日本では、エネルギー政策の法がCO2削減や温暖化防止にふれておらず、原子力に大きく頼るものになっているため、再生可能エネルギーへの取り組みがおろそかになっている。原子力を2020年までに45%、50年に62%とするとしているのが、日本のシュミレーション。
ドイツでは2022年に原子力はナシにするというのが、現政権の方針である。
世界の状況に追い込まれ、嫌々ながらやっているのが、日本の現状である。
次に、太陽光発電電力の適正な環境価値は?太陽光発電の固定価格買い取り(フィードインタリフーーFIT)について、安藤多恵子氏がはなされた。
日本の再生可能エネルギーの現状は、新エネルギー、非化石エネルギー、エコエネルギー、自然エネルギーなど用語が入り乱れ、範疇はいろいろ、よって政策もバラバラ、国のみならず、自治体によって施策もバラバラ。
太陽電池生産は、08年に世界4位に。活路を海外に求めるメーカー、しかし、国内市場の形成なくしては、海外せいにますます引き離されるばかりだ。
世界各国は、未来を見据えたエネルギー政策や、経済政策、制度をつくるために再生可能エネルギーや太陽光を発電を増やそうとし、買い取り価格も長期を見通した価格制度を考え、かつ、太陽光に限らず、小水力、風力、バイオます、地熱などにもFITを導入しているが、日本では、全量固定買い取り制を拒むためにFITを限定的に導入しようとしているにすぎないのではないか。
再生可能エネルギー法を作り、全量買い取り制度にし、持続可能な分散型エネルギーにしていく必要がある。
市民エネルギー資料室では、再生可能エネルギーとしては、太陽光、風力発電、小水力発電、太陽熱、非食料バイオ、都会の廃棄物を考えていて、深いところから取り出すが浅いところにした返せない地熱や、食料起源のバイオなどは考えていない。
会場では、原子力発電所の増設が必要になるリニア中央新幹線計画を考える学習会を企画しているリニア・市民ネット長野のみなさんも参加され、7月25日に松本で開く学習会について、紹介した。
後半は、ソフトエネルギー資料室代表の三輪浩さんが、実際に太陽光パネルをつけた家の、今後の設置コストの回見込み期間を、計算して示された。
2010年から価格2倍で危険10年の余剰電力の買い取り、自家消費分をグリーン電力化すれば、これまでと比べて27年が19年に、29年が20年に、37年が27年にというように、回収期間は短くなる。

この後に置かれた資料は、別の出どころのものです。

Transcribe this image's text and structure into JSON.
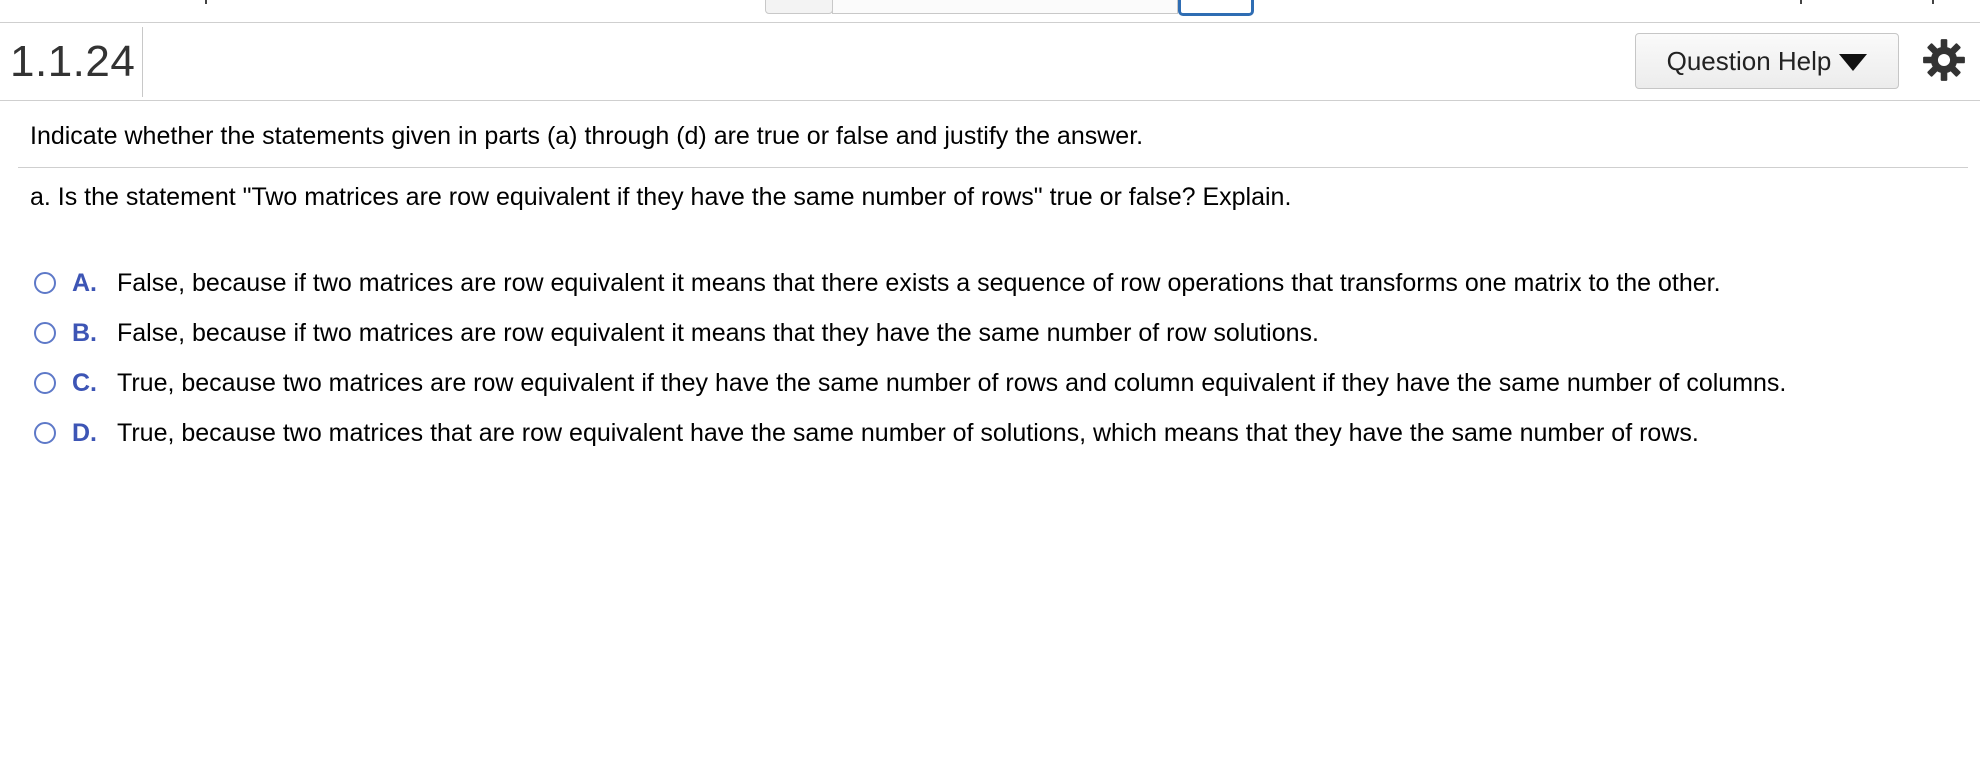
{
  "header": {
    "question_number": "1.1.24",
    "help_button_label": "Question Help"
  },
  "content": {
    "instructions": "Indicate whether the statements given in parts (a) through (d) are true or false and justify the answer.",
    "question": "a. Is the statement \"Two matrices are row equivalent if they have the same number of rows\" true or false? Explain.",
    "choices": [
      {
        "letter": "A.",
        "text": "False, because if two matrices are row equivalent it means that there exists a sequence of row operations that transforms one matrix to the other."
      },
      {
        "letter": "B.",
        "text": "False, because if two matrices are row equivalent it means that they have the same number of row solutions."
      },
      {
        "letter": "C.",
        "text": "True, because two matrices are row equivalent if they have the same number of rows and column equivalent if they have the same number of columns."
      },
      {
        "letter": "D.",
        "text": "True, because two matrices that are row equivalent have the same number of solutions, which means that they have the same number of rows."
      }
    ]
  },
  "icons": {
    "help_dropdown": "caret-down-icon",
    "settings": "gear-icon",
    "choice_marker": "radio-icon"
  },
  "colors": {
    "choice_letter": "#3d55b5",
    "radio_border": "#5e79c8",
    "top_box_accent": "#2f6db3",
    "divider": "#cfcfcf"
  }
}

更に発電全量買い取りになれば、自由化が進み、環境価値を更に高く売れるようになり、回収期間は短くなると、話された。
グリーン電力証書は、太陽光発電のCO2削減の環境価値を具体的に評価するために、グリーン証書を購入した自治体や企業の環境貢献を評価する仕組みで、松本市は購入を決めた。
本気で再生可能エネルギーをすすめようとする人が日本の政府の中にはいない。
日本が本気で再生可能エネルギー政策に転換するには、ドイツの緑の党のような政党が政権を執るしかないのかもしれない。